Mais indignação me causaram as respostas constantes nos gráficos 24 e 25 do documento. Os 3.810 entrevistados e entrevistadas (sim, 66,5% eram mulheres!) foram estimulados a concordar ou discordar com frases que afirmavam que mulheres que usam roupas que mostram o corpo merecem ser atacadas e que seriam menos estupradas se soubessem como se comportar. Antes de qualquer reflexão, bom lembrar que estupro é crime e NUNCA uma escolha da vítima. Ninguém escolhe ser estuprada e nem tampouco isso é particularidade de quem anda nua, menos ou mais vestida. 65% dos que foram questionados/as no caso da relação entre vestimentas e merecimento dos ataques e 58,5% dos/as confrontados/as com a frase relacionando o comportamento feminino à quantidade de estupros, não se colocaram no lugar de quem já viveu a violência intolerável de um ataque dessa triste natureza. Devem não ter conhecimento ou não dão importância aos casos de pais e mães que tiveram seus filhos e filhas violentados e mortos. O pior e talvez mais grave são as muitas sequelas desse resultado, o ódio contra as mulheres propagado por um punhado de covardes nas redes sociais, as ameaças de estupro via internet pós-pesquisa e outros reflexos que só confirmam o muito que há por fazer. A condenável repercussão parece revelar uma finalidade ainda mais absurda: naturalizar a cultura do estupro.

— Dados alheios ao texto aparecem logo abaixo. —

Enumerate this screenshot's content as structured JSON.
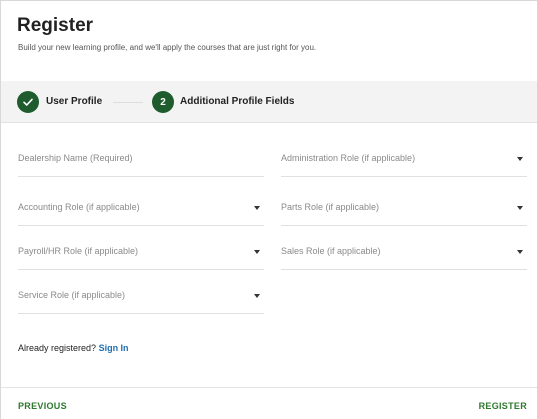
{
  "header": {
    "title": "Register",
    "subtitle": "Build your new learning profile, and we'll apply the courses that are just right for you."
  },
  "stepper": {
    "steps": [
      {
        "label": "User Profile",
        "state": "complete",
        "icon": "check-icon"
      },
      {
        "label": "Additional Profile Fields",
        "state": "active",
        "number": "2"
      }
    ],
    "accent_color": "#1e5c2e"
  },
  "form": {
    "dealership_name": {
      "placeholder": "Dealership Name (Required)",
      "value": ""
    },
    "administration_role": {
      "placeholder": "Administration Role (if applicable)",
      "value": ""
    },
    "accounting_role": {
      "placeholder": "Accounting Role (if applicable)",
      "value": ""
    },
    "parts_role": {
      "placeholder": "Parts Role (if applicable)",
      "value": ""
    },
    "payroll_hr_role": {
      "placeholder": "Payroll/HR Role (if applicable)",
      "value": ""
    },
    "sales_role": {
      "placeholder": "Sales Role (if applicable)",
      "value": ""
    },
    "service_role": {
      "placeholder": "Service Role (if applicable)",
      "value": ""
    }
  },
  "signin": {
    "prompt": "Already registered?",
    "link_label": "Sign In",
    "link_color": "#1f6fb5"
  },
  "footer": {
    "previous_label": "PREVIOUS",
    "register_label": "REGISTER",
    "button_color": "#2d7a2d"
  }
}
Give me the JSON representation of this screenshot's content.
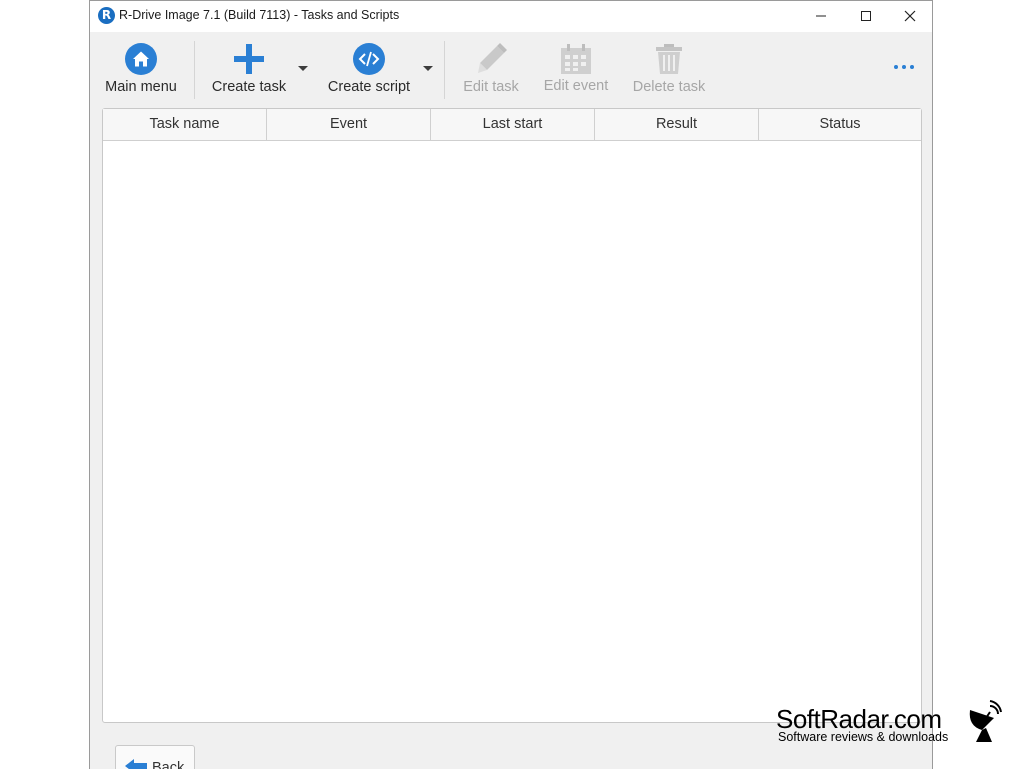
{
  "window": {
    "title": "R-Drive Image 7.1 (Build 7113) - Tasks and Scripts",
    "logo_letter": "R"
  },
  "toolbar": {
    "main_menu": "Main menu",
    "create_task": "Create task",
    "create_script": "Create script",
    "edit_task": "Edit task",
    "edit_event": "Edit event",
    "delete_task": "Delete task"
  },
  "table": {
    "columns": [
      "Task name",
      "Event",
      "Last start",
      "Result",
      "Status"
    ],
    "rows": []
  },
  "footer": {
    "back_label": "Back"
  },
  "watermark": {
    "name": "SoftRadar.com",
    "tagline": "Software reviews & downloads"
  },
  "colors": {
    "accent": "#2a7fd4",
    "disabled": "#a6a6a6"
  }
}
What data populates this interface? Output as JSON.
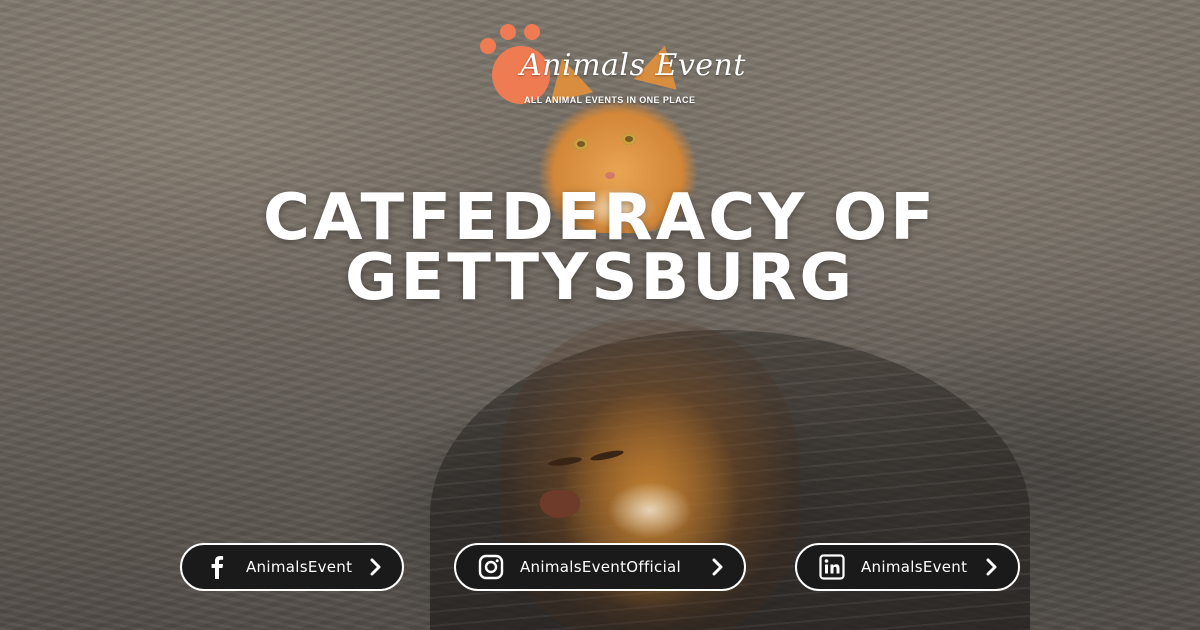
{
  "logo": {
    "title": "Animals Event",
    "tagline": "ALL ANIMAL EVENTS IN ONE PLACE",
    "paw_color": "#ef7b53"
  },
  "headline": {
    "line1": "CATFEDERACY OF",
    "line2": "GETTYSBURG"
  },
  "social": [
    {
      "platform": "facebook",
      "icon": "facebook-icon",
      "handle": "AnimalsEvent"
    },
    {
      "platform": "instagram",
      "icon": "instagram-icon",
      "handle": "AnimalsEventOfficial"
    },
    {
      "platform": "linkedin",
      "icon": "linkedin-icon",
      "handle": "AnimalsEvent"
    }
  ],
  "colors": {
    "pill_background": "#1a1a1a",
    "pill_border": "#ffffff",
    "text": "#ffffff"
  }
}
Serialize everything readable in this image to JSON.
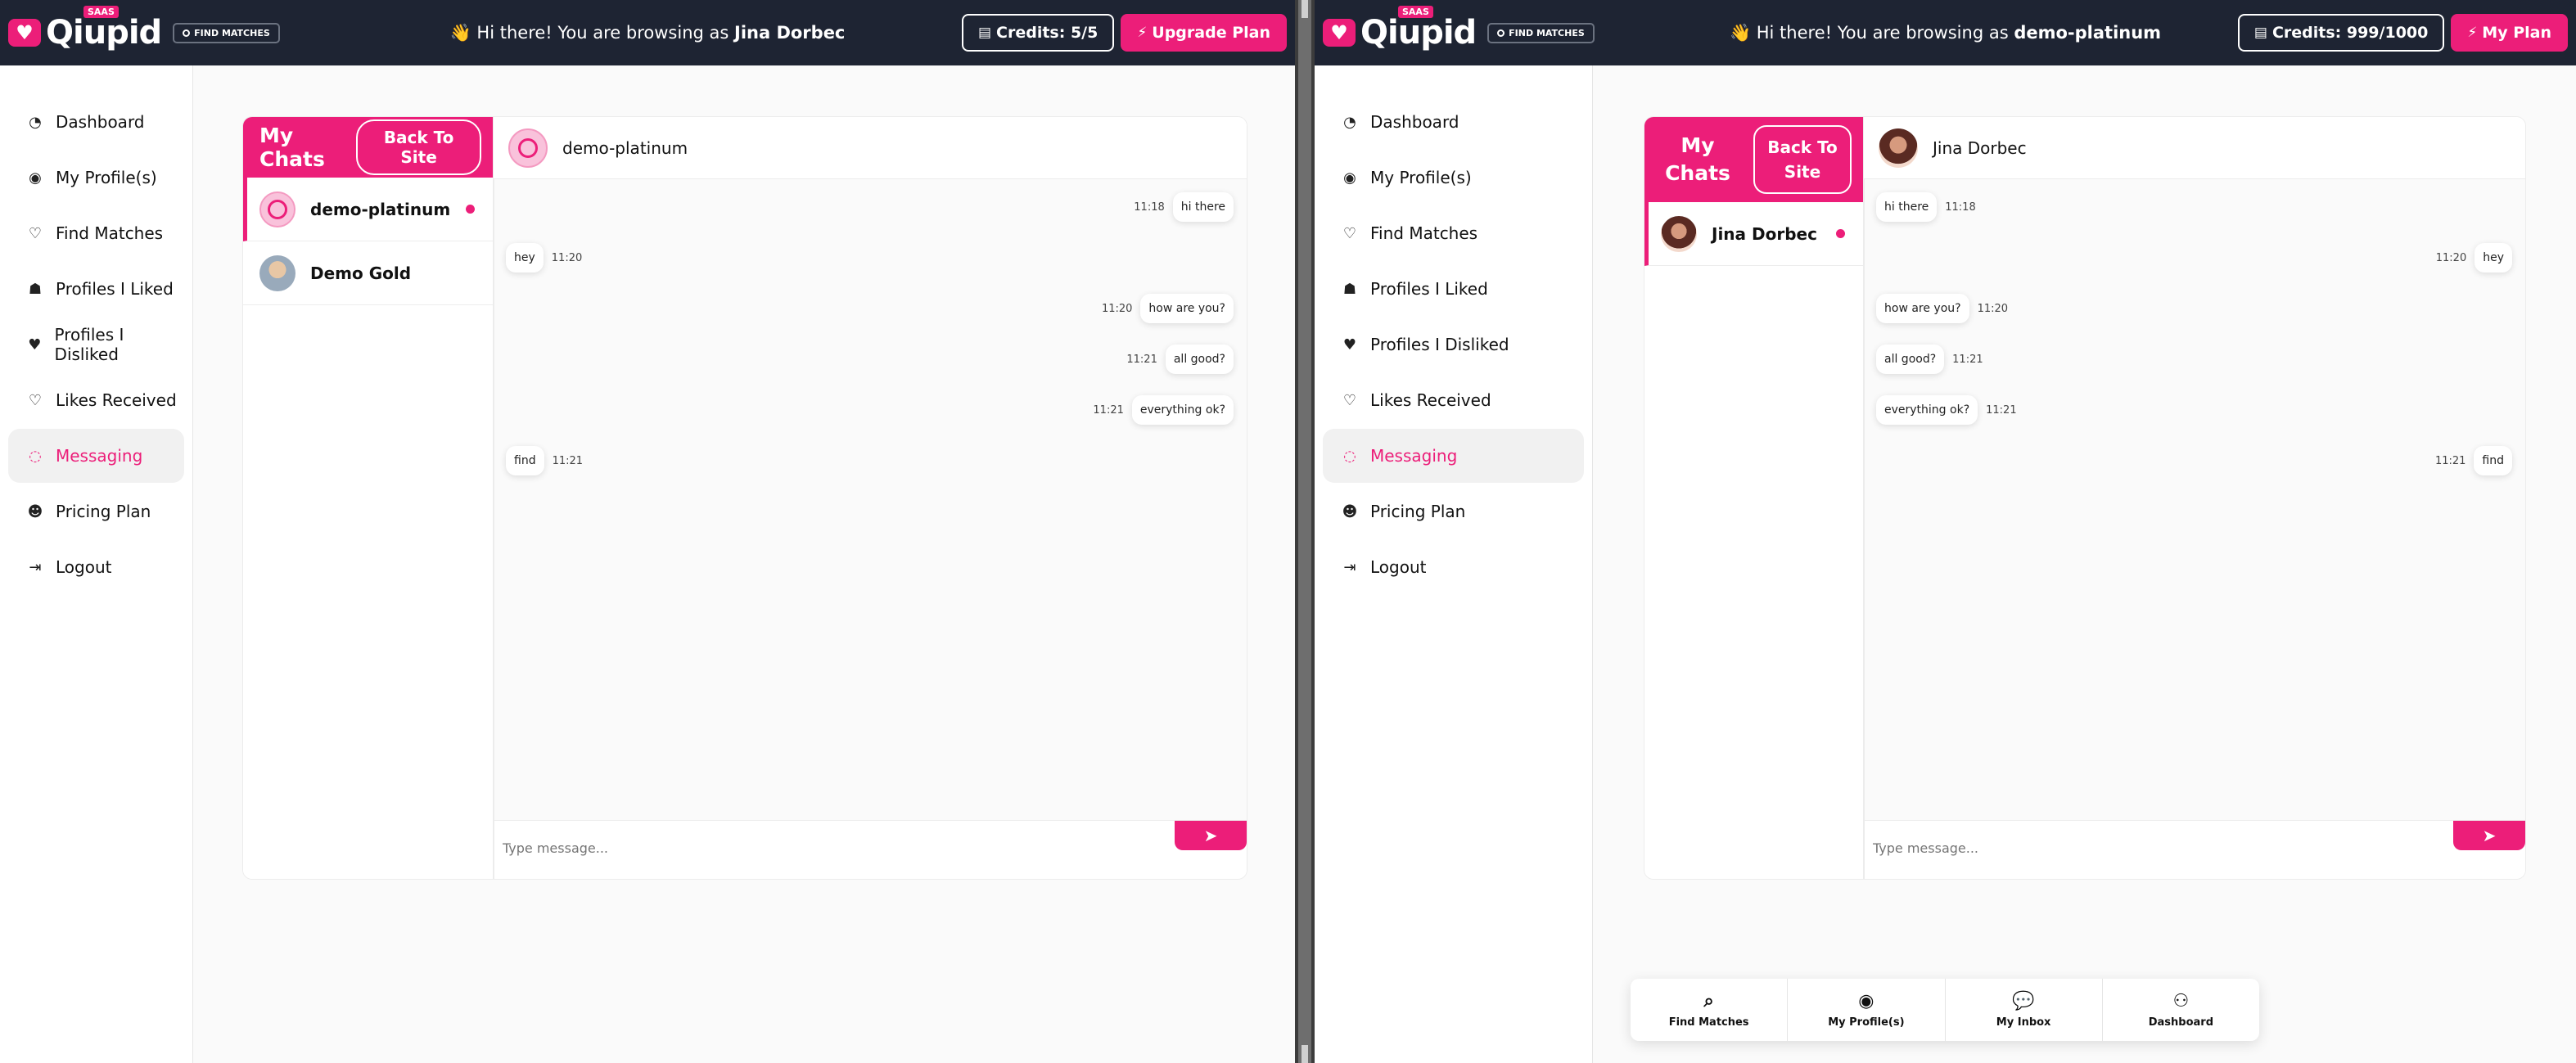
{
  "left": {
    "topbar": {
      "brand": "Qiupid",
      "saas_badge": "SAAS",
      "find_matches": "FIND MATCHES",
      "greeting_prefix": "👋 Hi there! You are browsing as ",
      "greeting_user": "Jina Dorbec",
      "credits": "Credits: 5/5",
      "upgrade": "Upgrade Plan"
    },
    "sidebar": [
      {
        "label": "Dashboard",
        "icon": "dashboard-icon"
      },
      {
        "label": "My Profile(s)",
        "icon": "user-circle-icon"
      },
      {
        "label": "Find Matches",
        "icon": "heart-icon"
      },
      {
        "label": "Profiles I Liked",
        "icon": "user-hand-icon"
      },
      {
        "label": "Profiles I Disliked",
        "icon": "broken-heart-icon"
      },
      {
        "label": "Likes Received",
        "icon": "heart-icon"
      },
      {
        "label": "Messaging",
        "icon": "chat-icon",
        "active": true
      },
      {
        "label": "Pricing Plan",
        "icon": "users-icon"
      },
      {
        "label": "Logout",
        "icon": "logout-icon"
      }
    ],
    "chats": {
      "title": "My Chats",
      "back": "Back To Site",
      "items": [
        {
          "name": "demo-platinum",
          "active": true,
          "unread": true
        },
        {
          "name": "Demo Gold",
          "active": false,
          "unread": false
        }
      ]
    },
    "conversation": {
      "with": "demo-platinum",
      "messages": [
        {
          "text": "hi there",
          "time": "11:18",
          "mine": true
        },
        {
          "text": "hey",
          "time": "11:20",
          "mine": false
        },
        {
          "text": "how are you?",
          "time": "11:20",
          "mine": true
        },
        {
          "text": "all good?",
          "time": "11:21",
          "mine": true
        },
        {
          "text": "everything ok?",
          "time": "11:21",
          "mine": true
        },
        {
          "text": "find",
          "time": "11:21",
          "mine": false
        }
      ],
      "placeholder": "Type message..."
    }
  },
  "right": {
    "topbar": {
      "brand": "Qiupid",
      "saas_badge": "SAAS",
      "find_matches": "FIND MATCHES",
      "greeting_prefix": "👋 Hi there! You are browsing as ",
      "greeting_user": "demo-platinum",
      "credits": "Credits: 999/1000",
      "upgrade": "My Plan"
    },
    "sidebar": [
      {
        "label": "Dashboard",
        "icon": "dashboard-icon"
      },
      {
        "label": "My Profile(s)",
        "icon": "user-circle-icon"
      },
      {
        "label": "Find Matches",
        "icon": "heart-icon"
      },
      {
        "label": "Profiles I Liked",
        "icon": "user-hand-icon"
      },
      {
        "label": "Profiles I Disliked",
        "icon": "broken-heart-icon"
      },
      {
        "label": "Likes Received",
        "icon": "heart-icon"
      },
      {
        "label": "Messaging",
        "icon": "chat-icon",
        "active": true
      },
      {
        "label": "Pricing Plan",
        "icon": "users-icon"
      },
      {
        "label": "Logout",
        "icon": "logout-icon"
      }
    ],
    "chats": {
      "title": "My Chats",
      "back": "Back To Site",
      "items": [
        {
          "name": "Jina Dorbec",
          "active": true,
          "unread": true
        }
      ]
    },
    "conversation": {
      "with": "Jina Dorbec",
      "messages": [
        {
          "text": "hi there",
          "time": "11:18",
          "mine": false
        },
        {
          "text": "hey",
          "time": "11:20",
          "mine": true
        },
        {
          "text": "how are you?",
          "time": "11:20",
          "mine": false
        },
        {
          "text": "all good?",
          "time": "11:21",
          "mine": false
        },
        {
          "text": "everything ok?",
          "time": "11:21",
          "mine": false
        },
        {
          "text": "find",
          "time": "11:21",
          "mine": true
        }
      ],
      "placeholder": "Type message..."
    },
    "bottom_nav": [
      {
        "label": "Find Matches",
        "icon": "search-icon"
      },
      {
        "label": "My Profile(s)",
        "icon": "user-circle-icon"
      },
      {
        "label": "My Inbox",
        "icon": "chat-icon"
      },
      {
        "label": "Dashboard",
        "icon": "user-icon"
      }
    ]
  },
  "colors": {
    "accent": "#ec1e79",
    "topbar": "#1e2433"
  }
}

Quem acredita que o comportamento feminino induz ao estupro está optando pelo lado do agressor e, consequentemente, validando um crime perverso, covarde e hediondo. Culpar a vítima é fazer uma opção. Quando estávamos lutando por leis que barrassem a violência contra a mulher, o discurso era parecido. Diziam que mulheres apanhavam por opção, que “em briga de marido e mulher não se mete a colher” (outra frase constante na pesquisa do Ipea, com a qual 78,7% dos/as entrevistados/as concordaram total ou parcialmente). Mas, com nossa luta, conseguimos aprovar a Lei Maria da Penha, como mecanismo para combater a violência de gênero cujos resultados também podem ser vistos em outros resultados do estudo em questão (caso, por exemplo, dos 78,1% que concordam que homem que bate na esposa tem de ir para a cadeia).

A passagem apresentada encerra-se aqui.